The Spring Football League (SFL) was a professional American football minor league that existed for one abbreviated season in 2000.

==Spring football==
Founded by several ex-NFL players such as Eric Dickerson, Drew Pearson, Bo Jackson, and Tony Dorsett, the SFL planned to use the four-game mini-season (dubbed "Festival 2000") to test cities, fans, stadiums, the media, entertainment, and springtime American football as a product. The year before, the Regional Football League staggered through a spring season, then announced it would not return for 2000.

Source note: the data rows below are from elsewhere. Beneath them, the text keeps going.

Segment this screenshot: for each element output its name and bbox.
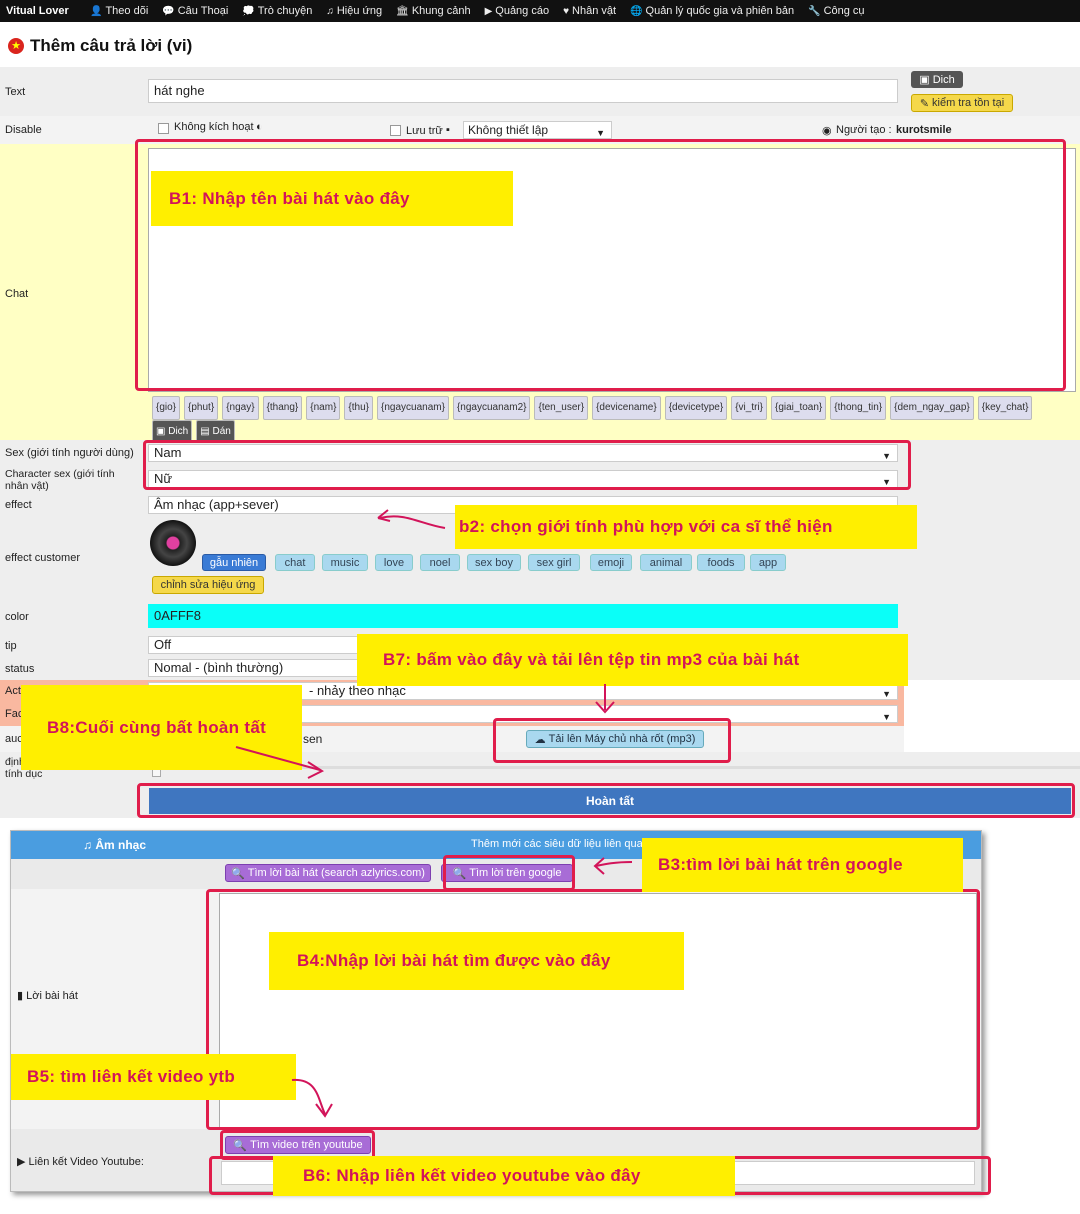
- arrow-b8: [235, 746, 321, 771]
- arrow-b3: [595, 861, 633, 867]
- arrow-b2: [379, 515, 446, 529]
- annotation-arrows: [235, 509, 633, 1118]
- arrow-b2-head: [377, 509, 391, 522]
- arrow-b8-head: [307, 761, 325, 779]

In late 1999, the SFL announced an inaugural season of 2000, with ten individually-owned teams playing a 12-week schedule, followed by a championship game during Memorial Day weekend. Mark Rice, chairman of the SFL board of governors, placed eight of the franchises in Birmingham; Canton, Ohio; Houston; Jackson, Mississippi; Los Angeles; Miami; San Antonio and Washington, D.C. On March 1, 2000, the SFL announced the league had scaled down to four teams that would play four-game schedules on Saturdays from April 29, followed by a championship game in Miami on May 27.

==Teams==

| Team | City | Stadium | Head coach |
|---|---|---|---|
| Houston Marshals | Houston, Texas | Robertson Stadium | Ray Woodard |
| Miami Tropics | Miami, Florida | Miami Orange Bowl | Jim Jensen |
| San Antonio Matadors | San Antonio, Texas | Alamo Stadium | Brian Wiggins |
| Los Angeles Dragons | Los Angeles, California | Los Angeles Memorial Coliseum | Doug Cosbie |

SFL teams consisted of 38 players, each of whom would receive $1,200 per game with a $200 winners bonus.

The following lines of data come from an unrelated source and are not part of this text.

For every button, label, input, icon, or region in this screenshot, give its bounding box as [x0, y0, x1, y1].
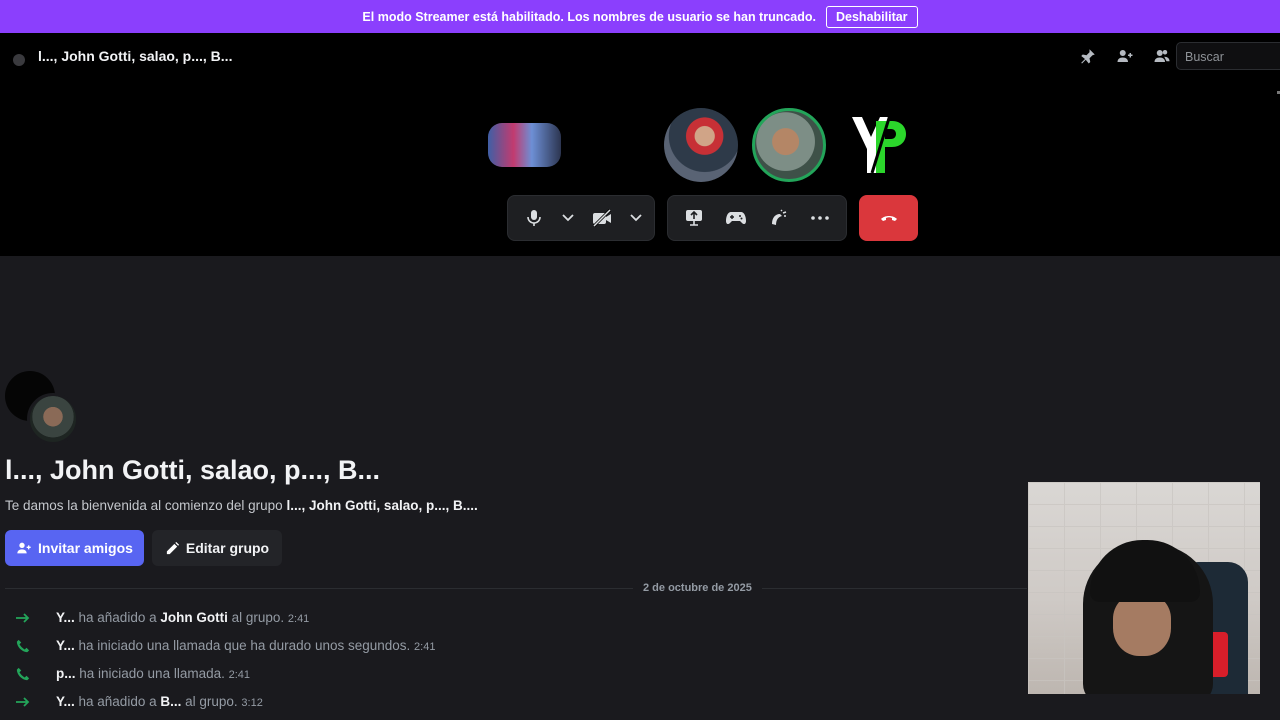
message-user[interactable]: Y... — [56, 638, 75, 653]
pin-icon[interactable] — [1078, 46, 1098, 66]
message-time: 2:41 — [228, 669, 251, 681]
message-text: Y... ha iniciado una llamada que ha dura… — [56, 638, 435, 653]
edit-group-button[interactable]: Editar grupo — [152, 530, 282, 566]
date-divider-label: 2 de octubre de 2025 — [633, 582, 762, 594]
members-icon[interactable] — [1152, 46, 1172, 66]
add-friend-icon — [17, 542, 31, 554]
voice-call-area: l..., John Gotti, salao, p..., B... Busc… — [0, 33, 1280, 256]
add-member-icon[interactable] — [1115, 46, 1135, 66]
participant-avatar-1[interactable] — [664, 108, 738, 182]
message-time: 2:41 — [287, 613, 310, 625]
arrow-right-icon — [14, 694, 32, 710]
invite-friends-label: Invitar amigos — [38, 540, 133, 556]
welcome-group-name: l..., John Gotti, salao, p..., B.... — [286, 498, 478, 513]
participant-avatar-2-speaking[interactable] — [752, 108, 826, 182]
streamer-banner-message: El modo Streamer está habilitado. Los no… — [362, 9, 816, 24]
streamer-face — [1113, 594, 1171, 656]
message-body: ha iniciado una llamada que ha durado un… — [74, 638, 415, 653]
webcam-overlay — [1028, 482, 1260, 694]
group-title: l..., John Gotti, salao, p..., B... — [5, 455, 381, 485]
header-title: l..., John Gotti, salao, p..., B... — [38, 48, 233, 64]
yp-logo-avatar[interactable] — [848, 111, 910, 181]
message-text: Y... ha añadido a B... al grupo. 3:12 — [56, 694, 263, 709]
message-body: ha añadido a — [74, 610, 161, 625]
edit-group-label: Editar grupo — [185, 540, 270, 556]
chevron-down-icon[interactable] — [558, 200, 578, 236]
message-text: p... ha iniciado una llamada. 2:41 — [56, 666, 250, 681]
soundboard-icon[interactable] — [760, 200, 796, 236]
message-time: 3:12 — [241, 697, 263, 709]
date-divider — [5, 588, 1027, 589]
message-body: al grupo. — [227, 610, 288, 625]
group-avatar-front — [27, 393, 79, 445]
audio-video-controls — [507, 195, 655, 241]
message-body: ha añadido a — [74, 694, 161, 709]
hang-up-button[interactable] — [859, 195, 918, 241]
arrow-right-icon — [14, 610, 32, 626]
pencil-icon — [166, 541, 179, 554]
phone-icon — [14, 666, 32, 682]
activities-icon[interactable] — [718, 200, 754, 236]
message-user[interactable]: p... — [56, 666, 76, 681]
invite-friends-button[interactable]: Invitar amigos — [5, 530, 144, 566]
message-body: ha iniciado una llamada. — [75, 666, 229, 681]
disable-streamer-button[interactable]: Deshabilitar — [826, 5, 918, 28]
message-target[interactable]: John Gotti — [160, 610, 228, 625]
activity-controls — [667, 195, 847, 241]
message-body: al grupo. — [181, 694, 242, 709]
welcome-message: Te damos la bienvenida al comienzo del g… — [5, 498, 478, 513]
message-time: 2:41 — [414, 641, 436, 653]
header-group-avatar — [13, 54, 25, 66]
camera-off-icon[interactable] — [584, 200, 620, 236]
message-user[interactable]: Y... — [56, 694, 75, 709]
hang-up-icon — [880, 216, 897, 221]
header-toolbar — [1078, 46, 1172, 66]
phone-icon — [14, 638, 32, 654]
message-user[interactable]: Y... — [56, 610, 75, 625]
microphone-icon[interactable] — [516, 200, 552, 236]
message-target[interactable]: B... — [160, 694, 181, 709]
search-input[interactable]: Buscar — [1176, 42, 1280, 70]
more-icon[interactable] — [802, 200, 838, 236]
welcome-prefix: Te damos la bienvenida al comienzo del g… — [5, 498, 287, 513]
call-controls — [507, 195, 918, 241]
message-text: Y... ha añadido a John Gotti al grupo. 2… — [56, 610, 309, 625]
screen-share-icon[interactable] — [676, 200, 712, 236]
streamer-mode-banner: El modo Streamer está habilitado. Los no… — [0, 0, 1280, 33]
camera-tile[interactable] — [488, 123, 561, 167]
chevron-down-icon[interactable] — [626, 200, 646, 236]
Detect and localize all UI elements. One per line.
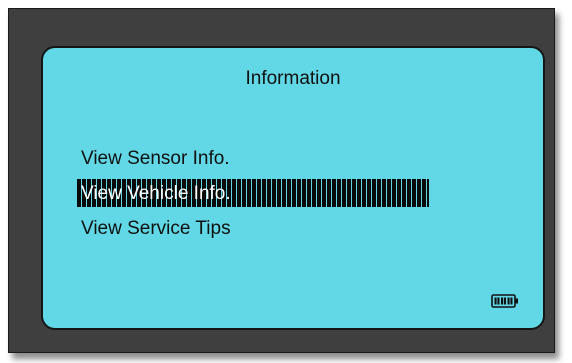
information-menu: View Sensor Info. View Vehicle Info. Vie… — [77, 141, 441, 246]
menu-item-label: View Sensor Info. — [81, 148, 230, 169]
tpms-tool-device: Information View Sensor Info. View Vehic… — [8, 8, 555, 353]
menu-item-view-service-tips[interactable]: View Service Tips — [81, 211, 441, 246]
menu-item-label: View Vehicle Info. — [81, 183, 231, 204]
screen-title: Information — [245, 68, 341, 89]
menu-item-view-vehicle-info[interactable]: View Vehicle Info. — [77, 176, 441, 211]
battery-full-icon — [491, 294, 518, 308]
menu-item-label: View Service Tips — [81, 218, 231, 239]
lcd-screen: Information View Sensor Info. View Vehic… — [41, 46, 545, 330]
menu-item-view-sensor-info[interactable]: View Sensor Info. — [81, 141, 441, 176]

The league's games included pre-game and half-time shows featuring national musical acts (such as The O'Jays, Mark Wills, and Poncho Sanchez), a pronounced effort to attract both African-Americans and Latino fans, and innovative use of wireless communication.

SFL coaches of note:

- Lew Carpenter - Green Bay Packers
- Guy McIntyre - San Francisco 49ers
- Doug Cosbie - Dallas Cowboys
- Keith Millard - Minnesota Vikings
- Jim Jensen - Miami Dolphins
- Hugh Green - Miami Dolphins
- David Little - Pittsburgh Steelers
- Neal Colzie - Oakland Raiders
- Donald Hollas - Oakland Raiders
- Don Narcisse - Saskatchewan Roughriders

==Mini-season cut short==
The Spring Football League suffered from a distinct lack of media attention: newspaper coverage was spotty at best, and the SFL had no radio or TV contracts (although some games were apparently carried on the internet). Attendance was disastrously low, despite some very competitive contests; only 1,100 people showed up at the one game played at cavernous Los Angeles Coliseum. The SFL wasn't even able to finish out its modest, one-month season—league officials ended the test program after only two weeks and four games. Houston and San Antonio, both with 2–0 records, were declared league co-champions.

The SFL planned to return in 2001 with at least eight teams. However, with funding for the league having been provided by tech-stock entrepreneurs, any chance that the SFL would return was scotched by the tech-market crash of 2000 and the subsequent announcement of the XFL by the WWF.

The last professional football game played at the Miami Orange Bowl was an SFL game: a crowd estimated at "less than a thousand" watched on April 29, 2000 as the San Antonio Matadors defeated the Miami Tropics, 16-14.